İsmet sıfatı, peygamberlerin güvenilir kimseler olmalarının bir nevi garantisidir. Hayatında zikzaklar olan, günah lekeleriyle kirlenmiş olan kimselerin başkalarınca pek de nazar-ı itibara alınmayacakları ortadadır.

Nitekim nice peygamber kendilerini kavimlerine takdim ederken اِنّ۪ى لَكُمْ رَسُولٌ اَم۪ينٌۙ “Ben sizin için emin bir elçiyim.” demişlerdir. [1] Bu ibare, Şuara suresinde kıssası anlatılan peygamberlerin ortak bir sözü olarak bizlere sunulmaktadır.

Siyer kitaplarında Peygamberimizin (asm) nübüvvetten önceki döneminde puta tapmadığı, putlar üzerine yemin etmediği, putlar adına takdim edilen yiyeceklerden yemediğine dair pek çok rivayet vardır. [2]

Ancak, bazı hikmetlere binaen kendilerinden sehven zelle denilen küçük hatalar meydana gelebilir. Bu durumda vahiy gelir, durum düzeltilir. Mesela Hz. Peygamber Efendimiz (asm) Bedir Savaşı’nın ardından elde edilen esirler hakkında ashabıyla istişarede bulunduktan sonra onlardan fidye alınmasını kararlaştırmış, inen ayet ise bu uygulamayı reddetmemekle beraber, asıl olması gerekene dikkat çekmiştir. [3] Keza, Hz. Peygamber (asm) kâfirlerin ileri gelenlerini İslâm’a davet ederken, yanına gelen âmâ sahâbî Abdullah İbn Ümmü Mektûm ile ilgilenmemesi üzerine ikaz edilmiştir. [4]

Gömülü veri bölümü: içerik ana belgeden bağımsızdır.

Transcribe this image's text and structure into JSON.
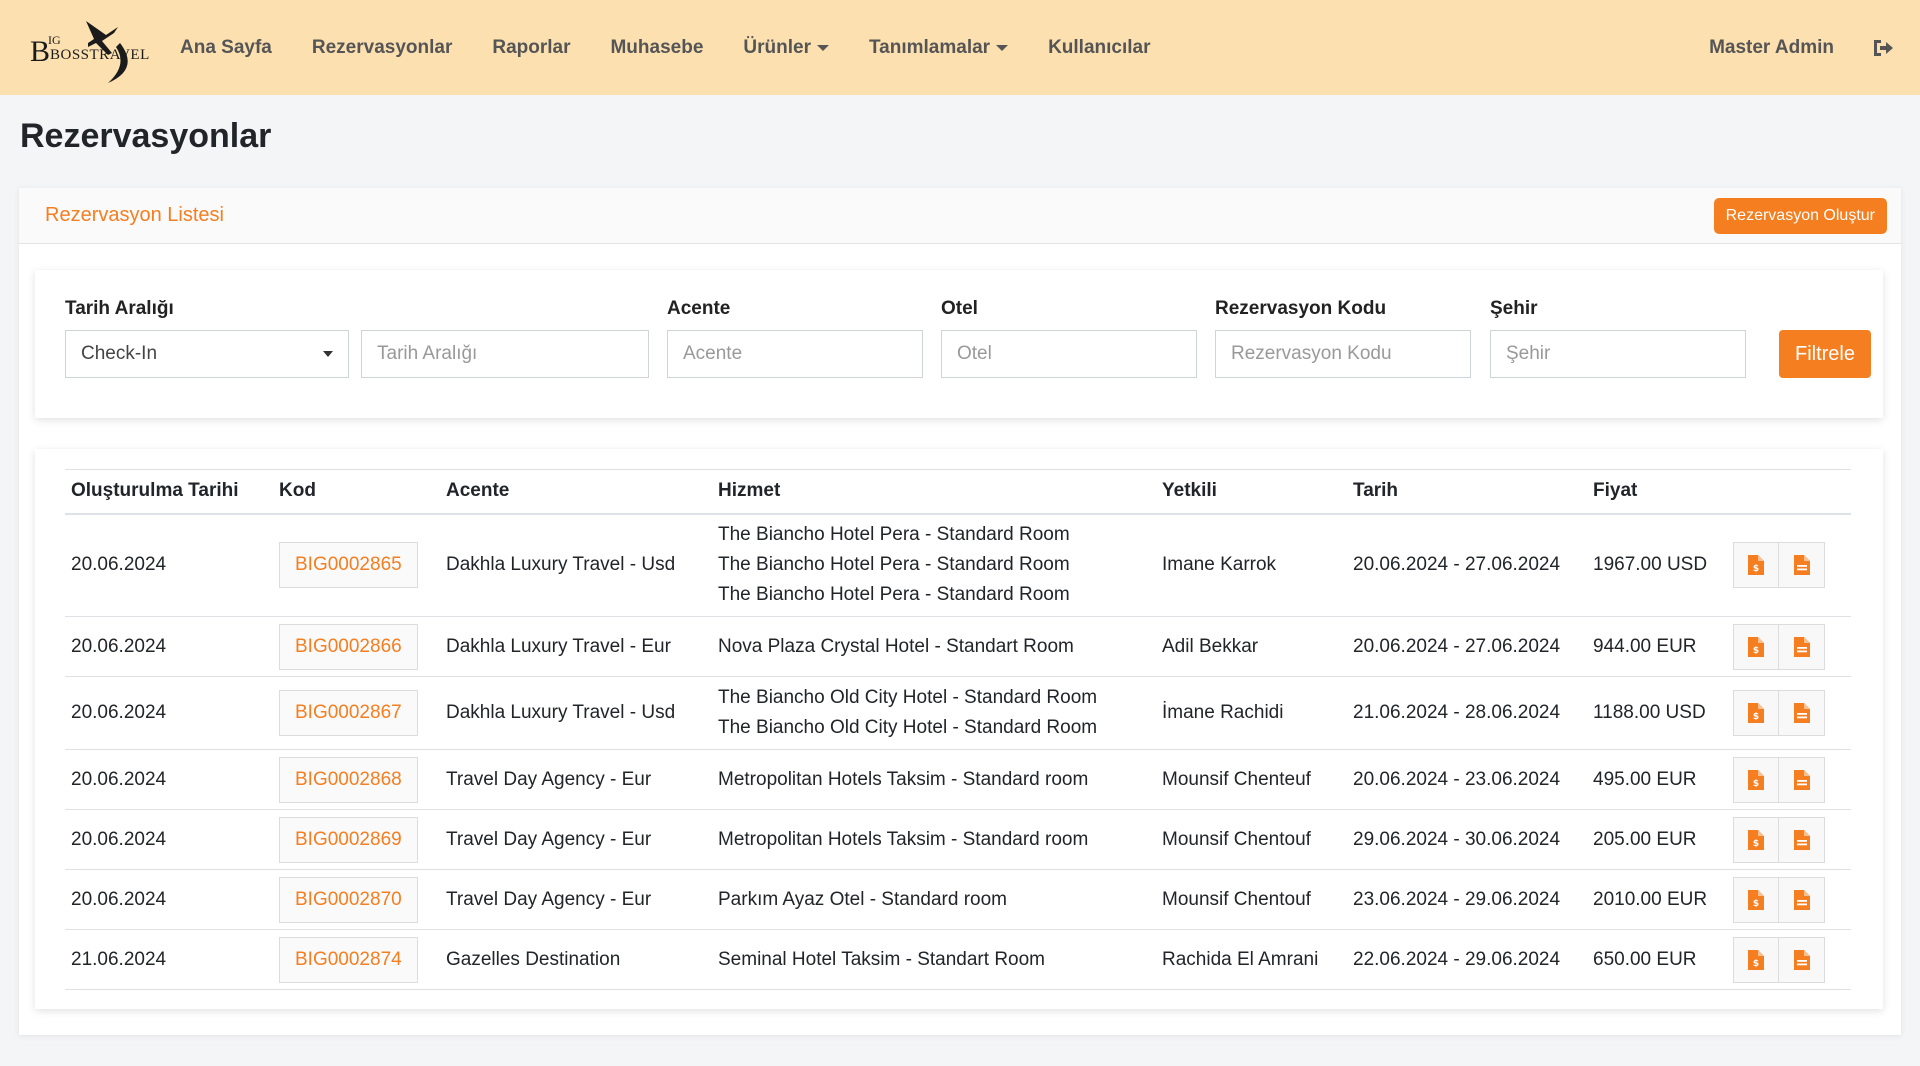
{
  "nav": {
    "logo": {
      "big": "B",
      "ig": "IG",
      "boss": "BOSSTRAVEL"
    },
    "items": [
      {
        "label": "Ana Sayfa",
        "dropdown": false
      },
      {
        "label": "Rezervasyonlar",
        "dropdown": false
      },
      {
        "label": "Raporlar",
        "dropdown": false
      },
      {
        "label": "Muhasebe",
        "dropdown": false
      },
      {
        "label": "Ürünler",
        "dropdown": true
      },
      {
        "label": "Tanımlamalar",
        "dropdown": true
      },
      {
        "label": "Kullanıcılar",
        "dropdown": false
      }
    ],
    "user": "Master Admin",
    "logout_icon": "logout-icon"
  },
  "page": {
    "title": "Rezervasyonlar"
  },
  "card": {
    "title": "Rezervasyon Listesi",
    "create_button": "Rezervasyon Oluştur"
  },
  "filters": {
    "date_range_label": "Tarih Aralığı",
    "date_type_value": "Check-In",
    "date_range_placeholder": "Tarih Aralığı",
    "agency_label": "Acente",
    "agency_placeholder": "Acente",
    "hotel_label": "Otel",
    "hotel_placeholder": "Otel",
    "code_label": "Rezervasyon Kodu",
    "code_placeholder": "Rezervasyon Kodu",
    "city_label": "Şehir",
    "city_placeholder": "Şehir",
    "filter_button": "Filtrele"
  },
  "table": {
    "headers": [
      "Oluşturulma Tarihi",
      "Kod",
      "Acente",
      "Hizmet",
      "Yetkili",
      "Tarih",
      "Fiyat"
    ],
    "rows": [
      {
        "created": "20.06.2024",
        "code": "BIG0002865",
        "agency": "Dakhla Luxury Travel - Usd",
        "services": [
          "The Biancho Hotel Pera - Standard Room",
          "The Biancho Hotel Pera - Standard Room",
          "The Biancho Hotel Pera - Standard Room"
        ],
        "contact": "Imane Karrok",
        "dates": "20.06.2024 - 27.06.2024",
        "price": "1967.00 USD"
      },
      {
        "created": "20.06.2024",
        "code": "BIG0002866",
        "agency": "Dakhla Luxury Travel - Eur",
        "services": [
          "Nova Plaza Crystal Hotel - Standart Room"
        ],
        "contact": "Adil Bekkar",
        "dates": "20.06.2024 - 27.06.2024",
        "price": "944.00 EUR"
      },
      {
        "created": "20.06.2024",
        "code": "BIG0002867",
        "agency": "Dakhla Luxury Travel - Usd",
        "services": [
          "The Biancho Old City Hotel - Standard Room",
          "The Biancho Old City Hotel - Standard Room"
        ],
        "contact": "İmane Rachidi",
        "dates": "21.06.2024 - 28.06.2024",
        "price": "1188.00 USD"
      },
      {
        "created": "20.06.2024",
        "code": "BIG0002868",
        "agency": "Travel Day Agency - Eur",
        "services": [
          "Metropolitan Hotels Taksim - Standard room"
        ],
        "contact": "Mounsif Chenteuf",
        "dates": "20.06.2024 - 23.06.2024",
        "price": "495.00 EUR"
      },
      {
        "created": "20.06.2024",
        "code": "BIG0002869",
        "agency": "Travel Day Agency - Eur",
        "services": [
          "Metropolitan Hotels Taksim - Standard room"
        ],
        "contact": "Mounsif Chentouf",
        "dates": "29.06.2024 - 30.06.2024",
        "price": "205.00 EUR"
      },
      {
        "created": "20.06.2024",
        "code": "BIG0002870",
        "agency": "Travel Day Agency - Eur",
        "services": [
          "Parkım Ayaz Otel - Standard room"
        ],
        "contact": "Mounsif Chentouf",
        "dates": "23.06.2024 - 29.06.2024",
        "price": "2010.00 EUR"
      },
      {
        "created": "21.06.2024",
        "code": "BIG0002874",
        "agency": "Gazelles Destination",
        "services": [
          "Seminal Hotel Taksim - Standart Room"
        ],
        "contact": "Rachida El Amrani",
        "dates": "22.06.2024 - 29.06.2024",
        "price": "650.00 EUR"
      }
    ],
    "action_icons": [
      "invoice-icon",
      "document-icon"
    ]
  },
  "colors": {
    "accent": "#f47e20",
    "navbar": "#fce0b0",
    "nav_text": "#555555"
  }
}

Böyle durumlar, peygamberlerin masumiyetine zarar vermez, ilahi himaye altında olmalarına engel teşkil etmez. Ancak peygamberlerde bir insandır ve nefis taşımaktadırlar. Onlarında arzu ve istekleri olur ama Rabbimizin onlara yüklemiş olduğu vazife onların istek ve arzularının üstündedir. Ve onlar kendi heva ve heveslerine göre bir şey yapmaları mümkün değildir. Nitekim Rabbimiz bu gerçeğe işaret ederek şöyle buyurmaktadır:

وَلَوْ تَقَوَّلَ عَلَيْنَا بَعْضَ الْاَقَاوٖيل لَاَخَذْنَا مِنْهُ بِالْيَمٖينِۙ ثُمَّ لَقَطَعْنَا مِنْهُ الْوَتٖينَؗ فَمَا مِنْكُمْ مِنْ اَحَدٍ عَنْهُ حَاجِزٖينَ

Eğer peygamber bize atfen bazı sözler uydurmuş olsaydı, Elbette onu kıskıvrak yakalardık. Sonra onun şah damarını koparırdık. Hiçbiriniz buna mâni olamazdınız. [5]

Peygamberlerin korunması, günahtan beri olmaları bazı aklı evvelleri onun yolundan gidenlerinde aynı olabileceği yanılgısına düşürebilmektedir. Oysa bunun peygambere ait bir özellik olduğunu kerim kitabı okuyan her Müslüman bilir!

Hocam zaten sıkıntıda o! Bizler Rabbimizin kitabını okumak yerine günaha açık kimselerin sözlerini din olarak alarak kabul ederken, o kimselerinde günah işleyebileceği gerçeğine gözlerimizi kapatıyoruz.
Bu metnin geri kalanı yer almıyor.